Procedimentos pedagógicos que possuem como objetivo trabalhar o cinema de forma coerente e adequado a temas específicos, sempre voltados para a apresentação ou complementação de conteúdos ministrados pelo professor. Utilizando os filmes de forma delimitada, ou seja, interligando o conteúdo cinematográfico com as temáticas da disciplina, alcança-se importantes resultados rumo a horizontalização das discussões dos assuntos abordados em sala de aula.
Procedendo dessa forma, cada filme apresentará múltiplas possibilidades junto à criatividade e habilidade do educador em conduzir o processo. Tornando o uso do cinema uma experiência riquíssima aos alunos, principalmente quando se considera as possibilidades de se estabelecer uma relação do conteúdo do filme com temas das disciplinas ministradas pelo professor.

Considerações Finais
A partir das reflexões teóricas discutidas e das observações em estudo de caso, percebe-se que o cinema é um eficaz instrumento pedagógico no ensino de conteúdos concernentes a ciência sociológica. Utilizar filmes como recurso auxiliar é uma relevante forma de enriquecer a aula, cabendo ao professor definir qual o melhor caminho para que seus objetivos sejam alcançados plenamente.
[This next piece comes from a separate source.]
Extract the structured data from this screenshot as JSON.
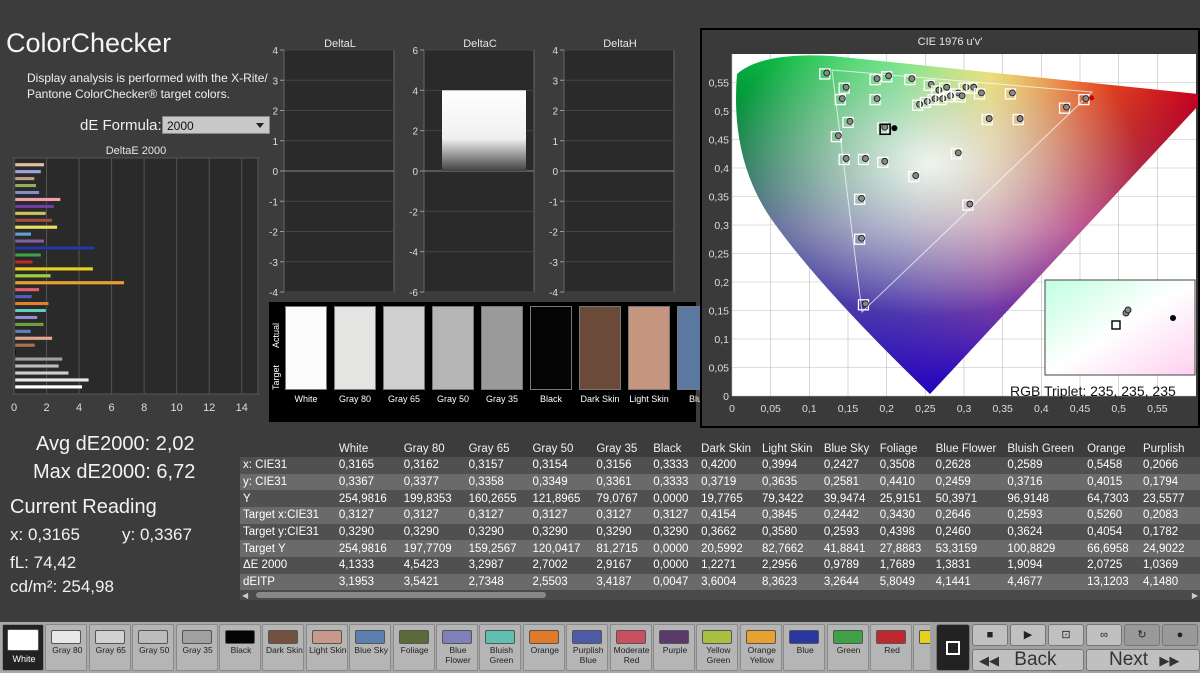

Constata-se que o uso do vídeo pode ser uma constante na prática docente desde que se atente para alguns cuidados e se estabeleça de forma objetiva quais as finalidades programáticas de ensino que serão alcançadas com esse tipo de atividade junto aos alunos. Trabalhando com esse recurso em sala de aula, suscita por parte do professor a possibilidade de aguçar um maior olhar crítico dos alunos em relação aos temas presentes nos filmes. O cinema surge assim como uma reconstrução da realidade histórica, tornando-se um importante instrumento na contextualização dos assuntos em pauta em sala de aula.

Referências Bibliográficas

DEWEY, John. Democracy and Education. Nova York: Macmillan, 1966.

DUARTE, Rosália. Cinema & Educação. Belo Horizonte: Autêntica, 2002.

FERREIRA, Roberto Martins. Sociologia da Educação. São Paulo: Moderna, 1993

FREIRE, Paulo. Alfabetização e Conscientização. Disponível em: . Acesso em: 6 de Abril de 2007.

MANNHEIM, Karl. Introdução a Sociologia da Educação. 3ed. São Paulo: Cultrix, 1974.

MODRO, Nielson Ribeiro. Cineducação 2: usando o cinema na sala de aula. Joinville: Univille, 2006.

TEIXEIRA, Anísio. Bases da Teoria Lógica de Dewey. Disponível em . Acesso em: 4 de Abril de 2007.

TURNER, Graeme. Cinema como Prática Social. São Paulo: Summus, 1997.

UNIVERSIDADE DE FORTALEZA. Curso de Sociologia e Política. Disponível em: . Acesso em: 08 de Abril de 2007.